Metcash CEO Doug Jones has observed a shift in consumer behaviour as shoppers prioritise value, opting for private label groceries and transitioning from fresh to frozen foods. The food, liquor, and hardware wholesaler is grappling with high inflation and a series of interest rate hikes.
Independent supermarkets aligned with Metcash, such as IGA, Foodland, and Ritchies, have gained the loyalty of cost-conscious households through price match offers and “everyday low prices” campaigns. Although there has been a change in shopping patterns, with a notable shift towards value items and a peripheral move from fresh to frozen foods, this trend is not pervasive across the entire market.
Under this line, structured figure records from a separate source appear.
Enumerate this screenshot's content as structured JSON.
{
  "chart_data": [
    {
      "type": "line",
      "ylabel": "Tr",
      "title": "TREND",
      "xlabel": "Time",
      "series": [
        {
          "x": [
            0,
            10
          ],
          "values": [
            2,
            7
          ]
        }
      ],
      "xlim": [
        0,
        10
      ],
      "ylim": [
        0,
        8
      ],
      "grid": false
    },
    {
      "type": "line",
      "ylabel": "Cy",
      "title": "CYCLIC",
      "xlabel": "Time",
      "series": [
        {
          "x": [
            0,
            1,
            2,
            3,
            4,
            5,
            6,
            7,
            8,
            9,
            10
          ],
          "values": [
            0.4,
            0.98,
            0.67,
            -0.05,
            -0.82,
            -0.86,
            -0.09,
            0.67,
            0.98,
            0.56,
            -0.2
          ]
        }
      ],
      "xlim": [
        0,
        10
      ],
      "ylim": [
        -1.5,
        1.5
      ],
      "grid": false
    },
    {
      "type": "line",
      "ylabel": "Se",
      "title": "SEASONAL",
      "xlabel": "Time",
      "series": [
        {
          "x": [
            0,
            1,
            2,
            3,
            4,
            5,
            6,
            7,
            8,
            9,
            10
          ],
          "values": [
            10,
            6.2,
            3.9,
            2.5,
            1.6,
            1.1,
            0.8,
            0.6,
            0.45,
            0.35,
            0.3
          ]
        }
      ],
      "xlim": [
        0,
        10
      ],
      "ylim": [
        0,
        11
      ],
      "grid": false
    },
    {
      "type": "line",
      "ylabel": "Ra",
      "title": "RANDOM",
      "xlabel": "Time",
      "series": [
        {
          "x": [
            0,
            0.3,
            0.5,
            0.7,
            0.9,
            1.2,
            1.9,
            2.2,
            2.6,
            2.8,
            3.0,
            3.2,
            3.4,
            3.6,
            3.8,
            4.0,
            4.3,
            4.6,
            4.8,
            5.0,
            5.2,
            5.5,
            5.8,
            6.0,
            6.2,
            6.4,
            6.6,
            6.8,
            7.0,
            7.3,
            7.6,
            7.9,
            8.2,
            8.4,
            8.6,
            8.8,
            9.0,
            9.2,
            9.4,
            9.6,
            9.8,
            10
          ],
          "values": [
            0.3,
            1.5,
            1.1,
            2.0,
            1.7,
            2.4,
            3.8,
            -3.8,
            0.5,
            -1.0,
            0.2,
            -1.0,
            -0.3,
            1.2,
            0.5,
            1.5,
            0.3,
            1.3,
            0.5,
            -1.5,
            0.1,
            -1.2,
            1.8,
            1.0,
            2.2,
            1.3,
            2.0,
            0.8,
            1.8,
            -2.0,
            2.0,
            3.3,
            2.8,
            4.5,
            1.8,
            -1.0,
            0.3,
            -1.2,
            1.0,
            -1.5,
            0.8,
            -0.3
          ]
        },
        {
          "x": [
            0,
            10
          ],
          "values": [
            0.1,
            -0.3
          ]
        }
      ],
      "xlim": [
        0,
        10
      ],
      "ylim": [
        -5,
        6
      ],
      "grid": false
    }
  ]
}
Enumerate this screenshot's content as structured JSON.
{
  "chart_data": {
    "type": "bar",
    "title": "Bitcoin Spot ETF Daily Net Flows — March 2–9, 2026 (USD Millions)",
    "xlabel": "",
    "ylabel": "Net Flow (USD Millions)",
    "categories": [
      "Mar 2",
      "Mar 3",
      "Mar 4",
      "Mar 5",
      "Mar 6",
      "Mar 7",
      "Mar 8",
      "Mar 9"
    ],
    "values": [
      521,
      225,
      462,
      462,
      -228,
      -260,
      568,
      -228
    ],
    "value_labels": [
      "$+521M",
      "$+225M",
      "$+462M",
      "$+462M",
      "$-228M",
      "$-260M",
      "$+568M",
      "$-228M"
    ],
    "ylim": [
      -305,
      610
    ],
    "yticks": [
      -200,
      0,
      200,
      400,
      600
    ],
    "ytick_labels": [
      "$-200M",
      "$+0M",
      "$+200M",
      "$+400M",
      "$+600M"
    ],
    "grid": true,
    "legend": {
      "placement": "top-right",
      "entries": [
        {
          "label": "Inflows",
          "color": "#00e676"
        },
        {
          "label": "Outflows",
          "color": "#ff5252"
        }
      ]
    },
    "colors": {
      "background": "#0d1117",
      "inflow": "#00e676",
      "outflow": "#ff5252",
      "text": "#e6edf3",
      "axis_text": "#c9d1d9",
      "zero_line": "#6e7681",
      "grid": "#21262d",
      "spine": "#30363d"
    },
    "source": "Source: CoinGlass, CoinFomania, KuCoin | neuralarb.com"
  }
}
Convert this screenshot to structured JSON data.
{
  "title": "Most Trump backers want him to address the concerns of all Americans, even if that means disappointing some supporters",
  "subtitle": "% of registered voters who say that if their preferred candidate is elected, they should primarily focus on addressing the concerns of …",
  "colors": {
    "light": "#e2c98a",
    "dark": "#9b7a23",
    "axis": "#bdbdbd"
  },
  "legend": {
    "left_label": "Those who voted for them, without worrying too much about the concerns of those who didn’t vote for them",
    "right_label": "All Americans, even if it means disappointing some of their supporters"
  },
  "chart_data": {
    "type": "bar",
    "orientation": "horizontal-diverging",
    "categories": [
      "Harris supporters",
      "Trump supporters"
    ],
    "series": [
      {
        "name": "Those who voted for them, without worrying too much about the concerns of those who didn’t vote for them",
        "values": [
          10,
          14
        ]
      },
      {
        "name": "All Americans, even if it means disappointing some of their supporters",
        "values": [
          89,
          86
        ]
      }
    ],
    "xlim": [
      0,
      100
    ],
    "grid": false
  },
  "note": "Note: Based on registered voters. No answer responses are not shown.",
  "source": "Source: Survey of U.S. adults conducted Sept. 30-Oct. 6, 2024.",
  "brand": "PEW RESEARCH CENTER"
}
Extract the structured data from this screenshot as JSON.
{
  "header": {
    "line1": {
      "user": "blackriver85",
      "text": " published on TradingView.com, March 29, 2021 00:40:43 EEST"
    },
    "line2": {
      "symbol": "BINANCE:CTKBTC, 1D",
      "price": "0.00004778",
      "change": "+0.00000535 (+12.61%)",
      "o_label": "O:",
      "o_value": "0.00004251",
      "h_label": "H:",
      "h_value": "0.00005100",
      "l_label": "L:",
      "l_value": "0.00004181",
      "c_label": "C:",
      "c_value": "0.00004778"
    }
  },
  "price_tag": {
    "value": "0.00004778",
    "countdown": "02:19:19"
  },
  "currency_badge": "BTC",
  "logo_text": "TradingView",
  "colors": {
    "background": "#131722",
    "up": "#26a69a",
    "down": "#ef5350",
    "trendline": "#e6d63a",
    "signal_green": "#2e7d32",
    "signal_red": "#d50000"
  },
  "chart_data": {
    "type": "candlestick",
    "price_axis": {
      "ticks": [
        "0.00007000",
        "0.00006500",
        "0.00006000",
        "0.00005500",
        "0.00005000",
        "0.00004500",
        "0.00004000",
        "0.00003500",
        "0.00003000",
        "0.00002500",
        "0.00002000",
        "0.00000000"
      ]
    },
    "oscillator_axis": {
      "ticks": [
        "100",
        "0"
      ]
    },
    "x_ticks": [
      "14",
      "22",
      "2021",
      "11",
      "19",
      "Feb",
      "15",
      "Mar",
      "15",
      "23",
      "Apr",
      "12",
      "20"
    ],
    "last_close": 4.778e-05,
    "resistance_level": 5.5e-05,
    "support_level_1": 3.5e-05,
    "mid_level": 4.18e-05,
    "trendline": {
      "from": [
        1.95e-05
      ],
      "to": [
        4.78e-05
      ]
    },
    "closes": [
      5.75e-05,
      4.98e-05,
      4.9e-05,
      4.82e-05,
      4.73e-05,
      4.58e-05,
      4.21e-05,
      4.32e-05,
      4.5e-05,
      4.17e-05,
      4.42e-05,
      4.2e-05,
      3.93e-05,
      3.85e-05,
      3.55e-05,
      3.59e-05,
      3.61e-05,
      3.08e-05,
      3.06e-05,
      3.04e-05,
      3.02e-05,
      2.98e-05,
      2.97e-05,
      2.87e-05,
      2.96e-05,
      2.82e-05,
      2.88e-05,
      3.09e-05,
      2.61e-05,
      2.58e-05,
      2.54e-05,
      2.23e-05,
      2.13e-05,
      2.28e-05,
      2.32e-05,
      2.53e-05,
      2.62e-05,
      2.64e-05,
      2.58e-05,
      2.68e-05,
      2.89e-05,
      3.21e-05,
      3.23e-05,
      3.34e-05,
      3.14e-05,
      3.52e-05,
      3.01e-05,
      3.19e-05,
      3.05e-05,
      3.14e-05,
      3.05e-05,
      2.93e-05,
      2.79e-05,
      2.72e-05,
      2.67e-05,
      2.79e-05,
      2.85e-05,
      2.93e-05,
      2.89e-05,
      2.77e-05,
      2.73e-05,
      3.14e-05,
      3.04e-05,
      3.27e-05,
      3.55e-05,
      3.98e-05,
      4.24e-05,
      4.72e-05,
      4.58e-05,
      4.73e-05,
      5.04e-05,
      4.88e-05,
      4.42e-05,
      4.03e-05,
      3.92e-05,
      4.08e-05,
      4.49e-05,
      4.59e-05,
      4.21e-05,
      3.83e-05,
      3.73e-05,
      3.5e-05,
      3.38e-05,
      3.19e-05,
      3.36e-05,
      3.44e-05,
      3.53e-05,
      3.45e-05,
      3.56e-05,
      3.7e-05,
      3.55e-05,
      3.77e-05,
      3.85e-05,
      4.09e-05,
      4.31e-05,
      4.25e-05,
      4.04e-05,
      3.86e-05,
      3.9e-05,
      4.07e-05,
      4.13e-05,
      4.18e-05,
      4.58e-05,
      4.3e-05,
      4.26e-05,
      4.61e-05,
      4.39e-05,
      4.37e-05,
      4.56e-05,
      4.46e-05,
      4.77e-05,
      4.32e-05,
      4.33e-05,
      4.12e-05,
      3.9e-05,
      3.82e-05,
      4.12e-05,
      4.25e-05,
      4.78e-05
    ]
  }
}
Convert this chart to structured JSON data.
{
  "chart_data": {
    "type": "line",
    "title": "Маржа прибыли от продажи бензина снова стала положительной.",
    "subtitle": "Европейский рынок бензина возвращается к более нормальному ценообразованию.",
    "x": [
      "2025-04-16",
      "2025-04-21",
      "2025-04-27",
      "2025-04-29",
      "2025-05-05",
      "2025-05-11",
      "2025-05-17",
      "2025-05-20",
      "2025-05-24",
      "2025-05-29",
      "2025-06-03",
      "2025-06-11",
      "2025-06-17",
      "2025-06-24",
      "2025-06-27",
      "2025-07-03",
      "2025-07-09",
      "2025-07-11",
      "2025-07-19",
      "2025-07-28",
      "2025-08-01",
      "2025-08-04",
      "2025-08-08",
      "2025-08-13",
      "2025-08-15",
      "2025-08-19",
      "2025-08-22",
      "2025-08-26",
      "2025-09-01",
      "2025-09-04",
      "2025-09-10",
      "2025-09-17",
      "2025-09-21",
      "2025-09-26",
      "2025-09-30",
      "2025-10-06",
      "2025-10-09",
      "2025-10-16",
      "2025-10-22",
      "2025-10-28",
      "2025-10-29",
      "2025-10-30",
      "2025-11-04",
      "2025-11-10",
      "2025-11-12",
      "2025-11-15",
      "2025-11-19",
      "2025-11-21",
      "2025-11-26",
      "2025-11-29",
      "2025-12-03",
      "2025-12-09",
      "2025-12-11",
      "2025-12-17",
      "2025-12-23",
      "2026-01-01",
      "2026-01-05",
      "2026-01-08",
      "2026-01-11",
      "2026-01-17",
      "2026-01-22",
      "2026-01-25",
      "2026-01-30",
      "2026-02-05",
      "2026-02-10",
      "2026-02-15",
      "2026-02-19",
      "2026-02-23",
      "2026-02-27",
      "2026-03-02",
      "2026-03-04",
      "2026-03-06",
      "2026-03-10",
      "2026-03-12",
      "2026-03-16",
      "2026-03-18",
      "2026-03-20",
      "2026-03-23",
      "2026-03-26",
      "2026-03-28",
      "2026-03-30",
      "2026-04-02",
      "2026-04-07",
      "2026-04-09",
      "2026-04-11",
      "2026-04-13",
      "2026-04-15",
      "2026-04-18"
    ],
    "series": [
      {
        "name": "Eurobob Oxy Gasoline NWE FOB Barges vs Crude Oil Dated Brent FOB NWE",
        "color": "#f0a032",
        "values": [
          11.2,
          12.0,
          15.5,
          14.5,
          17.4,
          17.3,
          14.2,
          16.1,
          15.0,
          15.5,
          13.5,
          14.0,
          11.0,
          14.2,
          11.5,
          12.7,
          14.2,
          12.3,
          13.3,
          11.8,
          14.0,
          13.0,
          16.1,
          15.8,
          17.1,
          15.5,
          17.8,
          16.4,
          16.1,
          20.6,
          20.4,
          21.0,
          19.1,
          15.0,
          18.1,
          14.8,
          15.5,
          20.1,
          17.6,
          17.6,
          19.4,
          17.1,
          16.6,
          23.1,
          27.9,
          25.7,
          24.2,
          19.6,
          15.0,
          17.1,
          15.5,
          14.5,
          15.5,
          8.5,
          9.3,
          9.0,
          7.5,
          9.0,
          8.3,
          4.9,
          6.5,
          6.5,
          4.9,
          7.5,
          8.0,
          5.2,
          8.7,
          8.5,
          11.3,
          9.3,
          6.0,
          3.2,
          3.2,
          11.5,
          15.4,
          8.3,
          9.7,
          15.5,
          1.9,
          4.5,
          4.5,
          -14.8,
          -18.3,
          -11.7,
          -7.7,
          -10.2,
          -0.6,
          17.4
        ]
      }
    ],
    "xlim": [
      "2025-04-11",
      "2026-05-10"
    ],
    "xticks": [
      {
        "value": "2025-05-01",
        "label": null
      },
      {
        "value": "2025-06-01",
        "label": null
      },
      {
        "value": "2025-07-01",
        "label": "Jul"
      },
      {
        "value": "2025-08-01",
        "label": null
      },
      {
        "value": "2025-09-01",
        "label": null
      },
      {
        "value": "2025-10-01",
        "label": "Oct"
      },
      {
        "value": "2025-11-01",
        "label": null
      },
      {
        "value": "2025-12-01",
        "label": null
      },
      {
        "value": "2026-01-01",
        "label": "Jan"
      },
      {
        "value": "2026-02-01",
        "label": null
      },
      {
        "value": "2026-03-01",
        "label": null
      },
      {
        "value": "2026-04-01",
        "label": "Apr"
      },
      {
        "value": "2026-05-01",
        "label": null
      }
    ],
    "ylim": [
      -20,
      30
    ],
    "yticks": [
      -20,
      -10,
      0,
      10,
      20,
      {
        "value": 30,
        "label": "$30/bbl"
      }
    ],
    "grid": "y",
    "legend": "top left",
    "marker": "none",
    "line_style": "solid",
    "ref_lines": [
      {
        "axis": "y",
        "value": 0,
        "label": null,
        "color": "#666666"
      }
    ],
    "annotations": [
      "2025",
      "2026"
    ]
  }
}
Woolworths and Coles, the nation’s two largest supermarket chains, have also experienced an increase in private label groceries and a preference for frozen and canned foods as consumers seek to stretch their budgets. Metcash’s annual financial results indicate the pressures faced by shoppers in the current economic climate.
Despite these challenges, the company’s supermarkets arm, bolstered by customer loyalty established during the early stages of the pandemic and store refurbishments, contributed to a 5.5% rise in its full-year net profit. Metcash’s group revenue for the fiscal year ending April 30 increased by 4.2% to reach $15.8 billion.
While food inflation is stabilizing, Jones anticipates further interest rate hikes by the Reserve Bank of Australia to combat inflation, which will impact consumers. The company remains committed to delivering differentiated value to customers across its three pillars (food, liquor, hardware), focusing on managing costs to offer competitive prices to retailers and, in turn, provide value to shoppers.
In terms of financial performance, the food pillar achieved earnings growth of 3.8%, supported by a strong trading performance and an improved retail network. The liquor pillar experienced an 8.9% increase in earnings and an 8.3% rise in sales due to strong sales to retail customers and the recovery in on-premise sales.
The hardware segment, led by Mitre 10, Total Tools, and Home Timber & Hardware, delivered a significant earnings increase of 16.8%, driven by robust demand and the greater contribution from majority-owned and joint venture stores.
Looking ahead, Metcash has maintained solid sales growth across all pillars in the first seven weeks of the 2024 fiscal year, with food and supermarket sales up 6.8%, liquor sales up 1.2%, and hardware sales up 5%.